Еще до отъезда на Кавказ ты уже знал Валю. А в тот последний вечер узнал ее — особенно из писем — еще больше. Ты понял, какой это открытый, добрый к людям, сердечный человек. Ты узнал о ней только хорошее и ничего плохого. И тем не менее…
Нет, что-то начали тяжелеть мои легкие мысли.
— Скажи, Володя, как ты отличил от других Валю? Чем?
— Ты бы спросил что-нибудь полегче, — усмехнулся в ответ Владимир.
И но тому, как он усмехнулся, по блуждающей улыбке на его лице я понял, что он в эту минуту тоже думал о Вале.
— Всего скорее, пожалуй, тем, что от других… не отличалась… А лучше бы сказать: не старалась отличиться. Отличиться во что бы то ни стало…
Я подбросил сушняка в костер, белое пламя взвилось высоко вверх, и окружавшие поляну деревья словно бы отступили в глубину леса. Но вот огонь утишился, и деревья снова подошли поближе к костру.
— А еще, может быть, вот чем, — Владимир, прищурившись, глядел на огонь и говорил медленно, с паузами. — Валя, понимаешь ли… как бы это тебе сказать… Валя — русская.
— То есть? — я даже на локте приподнялся.
— Очень просто… Помнишь, еще в школе учили: «Кто русский по сердцу, тот бодро, и смело… бодро и смело…» Как там дальше-то?
— «…И радостно гибнет за правое дело», — досказал я.
— Да, так вот: русский по сердцу. А сколько лишь по паспорту, потому что поют и слушают они чужие, обязательно зарубежные песни, танцуют уж и вовсе одни твисты и шейки, а про одежду и прически и говорить нечего — усердное равнение на Запад. Даже русское порой приходит к нам оттуда. Те же русские сапожки притопали к нам, как известно, из французской столицы… А ведь это только самые наивные люди думают, что не так уж важно во что и как молодежь одевается, какие песни поет и какие танцы танцует. Важно, да еще как важно-то! И между прочим, в первые годы Советской власти мы считали, что это важно…
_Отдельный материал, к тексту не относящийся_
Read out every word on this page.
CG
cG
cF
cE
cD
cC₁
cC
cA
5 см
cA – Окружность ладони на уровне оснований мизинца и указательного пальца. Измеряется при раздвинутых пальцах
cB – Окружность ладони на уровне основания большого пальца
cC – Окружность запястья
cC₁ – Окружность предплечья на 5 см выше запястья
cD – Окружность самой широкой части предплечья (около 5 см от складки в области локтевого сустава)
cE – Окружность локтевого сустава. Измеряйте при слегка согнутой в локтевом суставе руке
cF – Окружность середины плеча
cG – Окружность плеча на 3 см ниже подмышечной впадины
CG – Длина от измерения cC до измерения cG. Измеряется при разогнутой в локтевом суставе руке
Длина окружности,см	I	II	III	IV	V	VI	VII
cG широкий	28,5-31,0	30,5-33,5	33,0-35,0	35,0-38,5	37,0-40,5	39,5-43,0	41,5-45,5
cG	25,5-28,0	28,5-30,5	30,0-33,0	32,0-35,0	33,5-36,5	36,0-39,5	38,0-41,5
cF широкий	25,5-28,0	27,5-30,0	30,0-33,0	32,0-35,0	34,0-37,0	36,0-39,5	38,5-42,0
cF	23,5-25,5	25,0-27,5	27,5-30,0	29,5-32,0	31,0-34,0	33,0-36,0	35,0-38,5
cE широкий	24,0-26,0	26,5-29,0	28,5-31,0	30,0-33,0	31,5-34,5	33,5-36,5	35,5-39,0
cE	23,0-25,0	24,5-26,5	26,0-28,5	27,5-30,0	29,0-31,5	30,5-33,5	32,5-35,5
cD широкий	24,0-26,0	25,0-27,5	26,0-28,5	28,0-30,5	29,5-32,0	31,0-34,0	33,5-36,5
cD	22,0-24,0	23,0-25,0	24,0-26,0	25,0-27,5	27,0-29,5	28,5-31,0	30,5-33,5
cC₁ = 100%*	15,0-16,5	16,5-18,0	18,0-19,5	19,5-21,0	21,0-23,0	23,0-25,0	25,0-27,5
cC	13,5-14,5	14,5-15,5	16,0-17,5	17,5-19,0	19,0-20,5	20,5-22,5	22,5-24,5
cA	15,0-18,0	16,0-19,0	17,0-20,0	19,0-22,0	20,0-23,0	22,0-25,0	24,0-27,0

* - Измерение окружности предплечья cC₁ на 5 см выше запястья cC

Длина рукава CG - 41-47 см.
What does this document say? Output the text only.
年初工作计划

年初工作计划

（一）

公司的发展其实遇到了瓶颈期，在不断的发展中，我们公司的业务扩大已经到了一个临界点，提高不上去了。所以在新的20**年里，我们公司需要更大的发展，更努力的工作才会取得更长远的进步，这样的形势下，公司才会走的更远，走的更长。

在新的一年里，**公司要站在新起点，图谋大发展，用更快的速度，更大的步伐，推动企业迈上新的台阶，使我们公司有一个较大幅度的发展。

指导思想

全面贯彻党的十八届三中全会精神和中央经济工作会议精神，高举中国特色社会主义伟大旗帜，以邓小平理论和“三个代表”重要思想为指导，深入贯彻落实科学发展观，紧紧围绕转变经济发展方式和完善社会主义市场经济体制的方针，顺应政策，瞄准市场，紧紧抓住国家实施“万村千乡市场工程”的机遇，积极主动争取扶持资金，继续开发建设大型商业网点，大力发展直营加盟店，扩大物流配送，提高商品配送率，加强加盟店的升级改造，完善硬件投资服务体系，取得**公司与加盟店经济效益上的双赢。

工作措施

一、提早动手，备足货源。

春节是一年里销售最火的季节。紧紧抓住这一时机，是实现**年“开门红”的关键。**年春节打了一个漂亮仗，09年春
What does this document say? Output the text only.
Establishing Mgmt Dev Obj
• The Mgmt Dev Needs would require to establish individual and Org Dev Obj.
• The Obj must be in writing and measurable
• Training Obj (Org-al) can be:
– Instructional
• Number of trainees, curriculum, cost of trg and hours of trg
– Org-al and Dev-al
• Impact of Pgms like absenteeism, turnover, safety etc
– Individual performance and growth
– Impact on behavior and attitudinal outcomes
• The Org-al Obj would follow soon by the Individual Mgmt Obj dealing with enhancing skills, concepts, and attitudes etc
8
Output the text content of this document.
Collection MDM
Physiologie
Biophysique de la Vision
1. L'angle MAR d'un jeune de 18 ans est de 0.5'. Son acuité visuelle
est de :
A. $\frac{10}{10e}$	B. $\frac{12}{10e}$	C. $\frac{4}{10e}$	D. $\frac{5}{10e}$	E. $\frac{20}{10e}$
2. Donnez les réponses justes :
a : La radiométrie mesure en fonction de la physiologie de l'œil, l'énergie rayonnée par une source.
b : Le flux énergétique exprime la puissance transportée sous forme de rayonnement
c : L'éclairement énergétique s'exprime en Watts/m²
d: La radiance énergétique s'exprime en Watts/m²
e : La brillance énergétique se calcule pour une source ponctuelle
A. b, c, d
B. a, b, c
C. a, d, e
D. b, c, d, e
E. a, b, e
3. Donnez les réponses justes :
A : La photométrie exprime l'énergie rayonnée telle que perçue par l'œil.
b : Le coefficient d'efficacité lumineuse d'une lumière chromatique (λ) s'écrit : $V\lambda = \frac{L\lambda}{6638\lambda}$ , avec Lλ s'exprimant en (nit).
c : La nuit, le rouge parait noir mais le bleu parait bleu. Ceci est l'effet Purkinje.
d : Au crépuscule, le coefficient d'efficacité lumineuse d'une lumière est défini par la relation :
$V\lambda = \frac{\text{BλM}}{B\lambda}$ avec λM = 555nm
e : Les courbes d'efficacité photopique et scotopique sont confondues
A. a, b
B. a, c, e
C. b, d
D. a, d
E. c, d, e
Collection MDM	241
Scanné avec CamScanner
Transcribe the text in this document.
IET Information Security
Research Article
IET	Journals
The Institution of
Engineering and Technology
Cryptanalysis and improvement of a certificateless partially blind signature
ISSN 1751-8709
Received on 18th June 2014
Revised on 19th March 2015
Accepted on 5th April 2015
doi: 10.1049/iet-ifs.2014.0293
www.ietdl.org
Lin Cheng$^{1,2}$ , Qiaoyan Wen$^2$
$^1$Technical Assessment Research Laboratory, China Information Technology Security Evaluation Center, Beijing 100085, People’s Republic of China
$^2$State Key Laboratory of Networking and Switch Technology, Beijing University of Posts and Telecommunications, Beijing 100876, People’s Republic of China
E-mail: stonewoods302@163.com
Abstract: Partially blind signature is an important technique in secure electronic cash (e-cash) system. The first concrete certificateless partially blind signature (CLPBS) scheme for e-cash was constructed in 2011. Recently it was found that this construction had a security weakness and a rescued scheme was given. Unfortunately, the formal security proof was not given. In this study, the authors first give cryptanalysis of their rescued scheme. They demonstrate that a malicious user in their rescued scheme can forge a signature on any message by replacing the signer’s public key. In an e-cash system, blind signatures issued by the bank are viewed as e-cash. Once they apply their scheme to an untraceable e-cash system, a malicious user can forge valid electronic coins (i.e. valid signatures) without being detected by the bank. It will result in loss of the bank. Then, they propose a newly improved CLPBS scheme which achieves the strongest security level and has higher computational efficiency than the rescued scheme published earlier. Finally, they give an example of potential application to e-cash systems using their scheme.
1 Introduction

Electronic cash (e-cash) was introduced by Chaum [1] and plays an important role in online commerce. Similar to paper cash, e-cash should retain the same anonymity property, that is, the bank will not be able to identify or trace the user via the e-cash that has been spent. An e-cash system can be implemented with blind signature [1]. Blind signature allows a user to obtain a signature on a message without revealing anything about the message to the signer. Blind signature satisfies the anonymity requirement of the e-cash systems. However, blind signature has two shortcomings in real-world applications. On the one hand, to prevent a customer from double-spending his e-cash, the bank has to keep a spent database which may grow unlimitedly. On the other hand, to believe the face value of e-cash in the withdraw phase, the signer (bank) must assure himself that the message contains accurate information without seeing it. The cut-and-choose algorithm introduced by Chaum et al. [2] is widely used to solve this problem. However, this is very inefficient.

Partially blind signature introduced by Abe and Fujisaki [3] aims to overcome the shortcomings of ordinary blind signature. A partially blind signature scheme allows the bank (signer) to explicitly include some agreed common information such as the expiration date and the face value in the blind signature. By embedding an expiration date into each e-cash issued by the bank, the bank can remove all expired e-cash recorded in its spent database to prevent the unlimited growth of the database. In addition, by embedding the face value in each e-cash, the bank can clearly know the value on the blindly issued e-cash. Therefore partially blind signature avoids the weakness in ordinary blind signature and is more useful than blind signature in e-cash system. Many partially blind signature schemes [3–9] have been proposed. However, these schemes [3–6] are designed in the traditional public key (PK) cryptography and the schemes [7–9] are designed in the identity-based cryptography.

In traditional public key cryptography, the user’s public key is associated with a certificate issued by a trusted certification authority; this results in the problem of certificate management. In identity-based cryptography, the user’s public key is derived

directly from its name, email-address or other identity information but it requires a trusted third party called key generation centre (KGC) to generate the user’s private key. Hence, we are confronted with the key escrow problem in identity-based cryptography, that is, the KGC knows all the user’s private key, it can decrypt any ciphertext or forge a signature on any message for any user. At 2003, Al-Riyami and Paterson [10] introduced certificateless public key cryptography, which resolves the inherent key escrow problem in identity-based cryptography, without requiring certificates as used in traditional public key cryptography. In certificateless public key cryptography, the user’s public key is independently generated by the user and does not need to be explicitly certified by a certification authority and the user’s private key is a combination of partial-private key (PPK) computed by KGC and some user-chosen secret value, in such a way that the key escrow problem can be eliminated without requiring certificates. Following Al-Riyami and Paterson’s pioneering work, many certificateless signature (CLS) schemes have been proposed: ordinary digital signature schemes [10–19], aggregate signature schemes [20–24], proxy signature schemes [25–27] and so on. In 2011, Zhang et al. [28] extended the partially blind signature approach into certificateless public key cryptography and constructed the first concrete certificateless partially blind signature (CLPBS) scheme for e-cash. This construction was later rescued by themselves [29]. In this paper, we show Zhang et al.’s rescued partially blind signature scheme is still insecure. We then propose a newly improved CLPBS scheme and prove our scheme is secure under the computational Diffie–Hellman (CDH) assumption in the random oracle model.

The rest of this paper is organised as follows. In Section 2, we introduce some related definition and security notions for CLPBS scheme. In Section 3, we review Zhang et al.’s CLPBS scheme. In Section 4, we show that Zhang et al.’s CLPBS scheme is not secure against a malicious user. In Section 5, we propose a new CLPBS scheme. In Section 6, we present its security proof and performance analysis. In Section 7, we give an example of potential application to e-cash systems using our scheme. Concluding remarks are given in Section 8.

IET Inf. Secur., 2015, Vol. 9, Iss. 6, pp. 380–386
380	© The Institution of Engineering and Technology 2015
— Значит, ты за поддевки, поневы, косоворотки?
— А ты мне уж заодно и великодержавный шовинизм пришей: как же это так — русская девушка, видите ли, ему понравилась. А если бы она была украинка или француженка?.. Не волнуйся: я одинаково хорошо отношусь к украинцам и к французам, как, впрочем, и к любой другой нации. И понравиться мне могла и украинка и француженка. Я о другом. О том, что француженки почему-то не рядятся под украинок — точно так же, наверное, и нашим девчонкам не стоит рядиться и петь под кого-то.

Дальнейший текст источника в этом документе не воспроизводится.